Nearly everyone, even the very cynical, holds a solution for our problems. That as a people we have very different ideas of what those solutions might be points to the success of those trying to destroy democracy. The right blames the rise of ISIS on Obama’s indecision and the left points to GW Bush’s invasion of Iraq. Yesterday a friend reached back a 100 years in history to the French and English carving up the Middle East for their profit just after the First World War, or as Pope Francis called it in his address to Congress ‘The Great War’ the pointless slaughter. This bit of land is where modern humans crossed out of Africa and interbred and fought with our near predecessors, who also had made that journey. From there they moved across our entire planet. We can go back in history to where the Middle East was called the Levant, or Phoenicia, or as in Genesis The Garden of Eden where Cain killed his brother Abel, the herder, and was sent away by god to then establish agriculture and thus modern civilization. 

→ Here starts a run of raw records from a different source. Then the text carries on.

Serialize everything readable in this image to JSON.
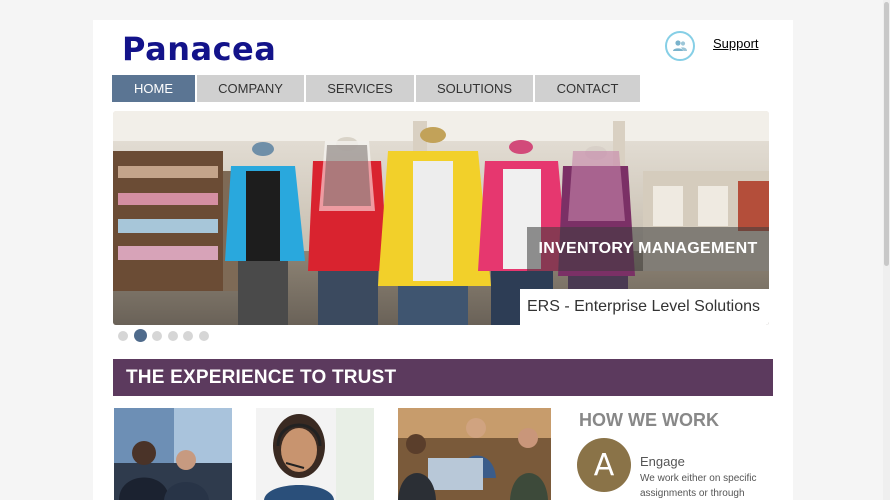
{
  "header": {
    "logo": "Panacea",
    "support_label": "Support"
  },
  "nav": {
    "items": [
      {
        "label": "HOME",
        "active": true
      },
      {
        "label": "COMPANY",
        "active": false
      },
      {
        "label": "SERVICES",
        "active": false
      },
      {
        "label": "SOLUTIONS",
        "active": false
      },
      {
        "label": "CONTACT",
        "active": false
      }
    ]
  },
  "banner": {
    "caption": "INVENTORY MANAGEMENT",
    "subcaption": "ERS - Enterprise Level Solutions",
    "slide_count": 6,
    "active_slide": 2
  },
  "section": {
    "title": "THE EXPERIENCE TO TRUST"
  },
  "how_we_work": {
    "title": "HOW WE WORK",
    "badge_letter": "A",
    "step_title": "Engage",
    "step_text": "We work either on specific assignments or through"
  },
  "colors": {
    "logo": "#13138a",
    "nav_active": "#5b7593",
    "nav_inactive": "#d0d0d0",
    "section_bar": "#5c3a5e",
    "badge": "#8a7348"
  }
}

We have been given a gift by science to view different futures based on our choices of present actions. We no longer live in what we perceived as a static world. Our climate is changing. The relative peace of the planet, the product of a stable climate, is changing. In the past we could look at past actions of our neighbors and fight over wrongs and arrive at a relative sense of peace and justice imposed by the victor. That system of justice always to the advantage of the victor harbored the seeds of future conflicts. We now know that we must not look at past wrongs but at future possibilities to guide us towards an outcome where civilization might persist, where our progeny can continue. 

I heard someone say recently, it is not the planet that is endangered by climate change. It is us, the people, whose continued existence on this earth that is at risk. Will our failure to forge peace in Syria and the birthplace of civilization be the cause of civilization’s demise?